I have no further questions.

审稿意见
8

The paper proposes a learning algorithm for linear Bellman-complete MDPs with deterministic dynamics. The algorithm randomizes value function estimates to facilitate efficient exploration of the feature space, a commonly used technique. However, the distinguishing feature of this algorithm is that the random noise is injected only into the null space of the collected feature vectors, selectively exploring previously unvisited regions of the feature space and preventing the value function parameters from growing exponentially with the horizon length. Furthermore, the algorithm employs a random walk-based constrained optimization solver, enhancing the computational efficiency of the method. The derived regret bound for the algorithm is optimal in the number of episodes.

优点

  • The paper achieves computational efficiency alongside a low regret bound. As the authors point out, computational considerations in MDP learning are crucial for practical applicability, particularly given that many recent works focus only on the statistical analysis of MDP learning.
  • The idea of injecting random noise exclusively within the null space of the data matrix is brilliant. The insight that this approach promotes efficient exploration of unexplored feature space without redundancy is well-explained throughout the paper. This strategy may be potentially adapted to settings beyond linear Bellman completeness.

缺点

  • To illustrate the computational efficiency of the method, including a simple numerical demonstration would be beneficial.
  • One concern is with the presentation style of the paper. The assumption of deterministic dynamics appears to be critical for the regret analysis, yet it is unclear why stochastic dynamics would impede the success of the method. Although it is mentioned that the deterministic nature of the system enables value decomposition as shown in Lemma 10, the necessity of this condition is not explicitly explained in the main body of the paper.

问题

  • There are some typos: e.g., "to the learn parameters" in p.2, and "where the it is" in p.6.
  • Why are the constrained squared loss minimization problems first converted to the convex feasibility problem, and then solved by random walk method that depends on a separation oracle? It seems that when S\mathcal{S} and A\mathcal{A} are infinite, then it is challenging to design an appropriate separation oracle for K\mathcal{K}. Even when S\mathcal{S} and A\mathcal{A} are finite, then each minimization problem has dd decision variables and 2SA2|\mathcal{S}||\mathcal{A}| constraints, requiring any separation oracle to evaluate the membership for 2SA2|\mathcal{S}||\mathcal{A}| inequality constraints.
评论

Thank you for your valuable feedback! We have fixed the typo you mentioned in the current draft. We will also ensure to improve the paper by elaborating more on the difficulty in stochastic dynamics as per your suggestions.
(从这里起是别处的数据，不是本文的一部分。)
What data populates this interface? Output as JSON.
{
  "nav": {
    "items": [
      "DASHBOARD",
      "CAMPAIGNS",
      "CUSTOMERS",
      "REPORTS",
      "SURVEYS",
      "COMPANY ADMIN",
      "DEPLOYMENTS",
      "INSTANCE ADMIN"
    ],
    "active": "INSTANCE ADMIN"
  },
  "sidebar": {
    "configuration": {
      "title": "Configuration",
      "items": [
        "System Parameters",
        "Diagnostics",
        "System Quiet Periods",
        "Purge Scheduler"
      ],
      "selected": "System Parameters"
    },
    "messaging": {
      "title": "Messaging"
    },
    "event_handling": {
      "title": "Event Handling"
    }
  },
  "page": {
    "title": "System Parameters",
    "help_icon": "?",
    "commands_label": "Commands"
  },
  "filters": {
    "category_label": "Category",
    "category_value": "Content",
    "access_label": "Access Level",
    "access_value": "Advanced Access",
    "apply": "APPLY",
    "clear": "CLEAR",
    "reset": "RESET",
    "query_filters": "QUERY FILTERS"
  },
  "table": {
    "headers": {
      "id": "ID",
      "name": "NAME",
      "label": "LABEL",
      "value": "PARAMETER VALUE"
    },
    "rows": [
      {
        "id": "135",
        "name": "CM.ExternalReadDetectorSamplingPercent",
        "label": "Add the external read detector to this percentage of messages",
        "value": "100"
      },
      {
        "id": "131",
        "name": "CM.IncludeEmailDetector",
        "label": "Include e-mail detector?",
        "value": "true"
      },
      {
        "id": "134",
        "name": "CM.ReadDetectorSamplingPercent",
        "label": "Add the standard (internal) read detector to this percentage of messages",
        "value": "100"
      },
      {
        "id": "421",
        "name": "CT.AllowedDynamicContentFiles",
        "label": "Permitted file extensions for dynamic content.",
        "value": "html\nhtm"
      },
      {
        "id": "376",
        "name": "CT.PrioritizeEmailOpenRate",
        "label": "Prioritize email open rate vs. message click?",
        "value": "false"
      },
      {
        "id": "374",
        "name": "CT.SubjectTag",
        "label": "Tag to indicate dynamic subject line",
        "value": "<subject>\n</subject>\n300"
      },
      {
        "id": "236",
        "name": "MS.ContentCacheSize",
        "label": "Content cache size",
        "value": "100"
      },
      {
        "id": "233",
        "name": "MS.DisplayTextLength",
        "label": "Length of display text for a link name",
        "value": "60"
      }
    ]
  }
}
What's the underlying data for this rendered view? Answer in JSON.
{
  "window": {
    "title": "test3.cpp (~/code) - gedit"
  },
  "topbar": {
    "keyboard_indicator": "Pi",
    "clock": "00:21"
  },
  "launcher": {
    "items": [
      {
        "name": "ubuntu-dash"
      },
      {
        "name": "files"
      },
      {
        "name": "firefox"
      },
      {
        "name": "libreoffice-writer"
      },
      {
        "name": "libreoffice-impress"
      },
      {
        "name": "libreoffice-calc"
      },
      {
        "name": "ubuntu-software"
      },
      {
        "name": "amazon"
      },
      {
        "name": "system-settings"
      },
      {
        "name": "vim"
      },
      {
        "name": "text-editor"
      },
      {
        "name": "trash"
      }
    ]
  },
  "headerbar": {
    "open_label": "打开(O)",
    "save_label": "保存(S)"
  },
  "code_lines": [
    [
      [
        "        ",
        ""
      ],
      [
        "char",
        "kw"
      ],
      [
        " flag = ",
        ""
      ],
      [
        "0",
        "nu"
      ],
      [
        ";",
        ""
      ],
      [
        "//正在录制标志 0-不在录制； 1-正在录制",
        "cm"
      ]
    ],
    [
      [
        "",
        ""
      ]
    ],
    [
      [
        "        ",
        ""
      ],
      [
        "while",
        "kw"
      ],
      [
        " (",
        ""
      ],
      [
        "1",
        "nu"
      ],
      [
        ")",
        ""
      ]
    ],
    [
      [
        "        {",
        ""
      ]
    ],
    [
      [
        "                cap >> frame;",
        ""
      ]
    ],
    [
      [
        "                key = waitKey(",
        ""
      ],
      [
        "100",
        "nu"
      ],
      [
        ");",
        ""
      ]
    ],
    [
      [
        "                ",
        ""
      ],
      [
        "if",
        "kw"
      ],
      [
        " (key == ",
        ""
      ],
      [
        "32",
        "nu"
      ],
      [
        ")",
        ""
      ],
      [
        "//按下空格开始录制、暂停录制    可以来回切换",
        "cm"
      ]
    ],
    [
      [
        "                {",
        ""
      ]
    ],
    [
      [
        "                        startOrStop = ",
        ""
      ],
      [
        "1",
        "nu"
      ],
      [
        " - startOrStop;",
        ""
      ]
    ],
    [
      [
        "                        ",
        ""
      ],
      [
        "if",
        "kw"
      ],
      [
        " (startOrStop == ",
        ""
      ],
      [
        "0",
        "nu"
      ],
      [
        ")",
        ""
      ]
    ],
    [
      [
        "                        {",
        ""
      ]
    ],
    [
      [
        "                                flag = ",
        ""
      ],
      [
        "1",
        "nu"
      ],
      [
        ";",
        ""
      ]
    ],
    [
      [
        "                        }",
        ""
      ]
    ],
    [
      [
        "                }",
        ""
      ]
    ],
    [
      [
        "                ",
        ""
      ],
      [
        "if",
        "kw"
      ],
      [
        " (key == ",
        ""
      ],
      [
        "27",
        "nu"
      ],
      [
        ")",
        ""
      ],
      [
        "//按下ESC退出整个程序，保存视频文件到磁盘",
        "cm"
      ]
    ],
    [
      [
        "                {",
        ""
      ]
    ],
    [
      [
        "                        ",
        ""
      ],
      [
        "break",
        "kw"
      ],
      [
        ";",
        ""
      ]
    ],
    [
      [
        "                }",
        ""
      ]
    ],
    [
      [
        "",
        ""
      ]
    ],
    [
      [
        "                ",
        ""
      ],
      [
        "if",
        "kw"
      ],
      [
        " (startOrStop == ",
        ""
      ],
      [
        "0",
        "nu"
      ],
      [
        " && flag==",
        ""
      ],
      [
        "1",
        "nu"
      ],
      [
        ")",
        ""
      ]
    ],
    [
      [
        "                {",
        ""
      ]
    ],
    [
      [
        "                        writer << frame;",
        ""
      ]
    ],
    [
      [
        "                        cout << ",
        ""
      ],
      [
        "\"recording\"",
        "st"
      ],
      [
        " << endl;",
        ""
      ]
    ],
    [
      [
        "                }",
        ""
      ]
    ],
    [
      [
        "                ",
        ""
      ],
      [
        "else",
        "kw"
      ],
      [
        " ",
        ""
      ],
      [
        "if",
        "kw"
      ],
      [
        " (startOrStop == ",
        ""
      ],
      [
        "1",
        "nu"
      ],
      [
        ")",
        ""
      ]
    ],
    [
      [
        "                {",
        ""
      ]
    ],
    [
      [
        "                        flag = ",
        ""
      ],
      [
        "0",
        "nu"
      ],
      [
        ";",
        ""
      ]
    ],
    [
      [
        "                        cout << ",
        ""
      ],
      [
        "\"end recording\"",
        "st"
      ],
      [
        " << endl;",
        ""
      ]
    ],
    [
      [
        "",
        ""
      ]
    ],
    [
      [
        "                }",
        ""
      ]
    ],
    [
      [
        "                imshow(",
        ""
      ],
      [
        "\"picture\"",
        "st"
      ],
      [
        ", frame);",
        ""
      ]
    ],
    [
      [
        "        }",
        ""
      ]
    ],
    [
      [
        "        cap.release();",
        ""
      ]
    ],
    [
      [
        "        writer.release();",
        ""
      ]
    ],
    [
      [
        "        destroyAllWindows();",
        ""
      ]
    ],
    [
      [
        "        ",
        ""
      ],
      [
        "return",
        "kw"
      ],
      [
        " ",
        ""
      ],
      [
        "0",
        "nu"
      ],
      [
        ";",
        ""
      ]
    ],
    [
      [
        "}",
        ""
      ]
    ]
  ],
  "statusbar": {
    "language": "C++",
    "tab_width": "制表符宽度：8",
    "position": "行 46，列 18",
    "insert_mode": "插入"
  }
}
In addition, we would like to provide our thoughts on your concerns below.

One concern is with the presentation style of the paper. The assumption of deterministic dynamics appears to be critical for the regret analysis, yet it is unclear why stochastic dynamics would impede the success of the method. Although it is mentioned that the deterministic nature of the system enables value decomposition as shown in Lemma 10, the necessity of this condition is not explicitly explained in the main body of the paper.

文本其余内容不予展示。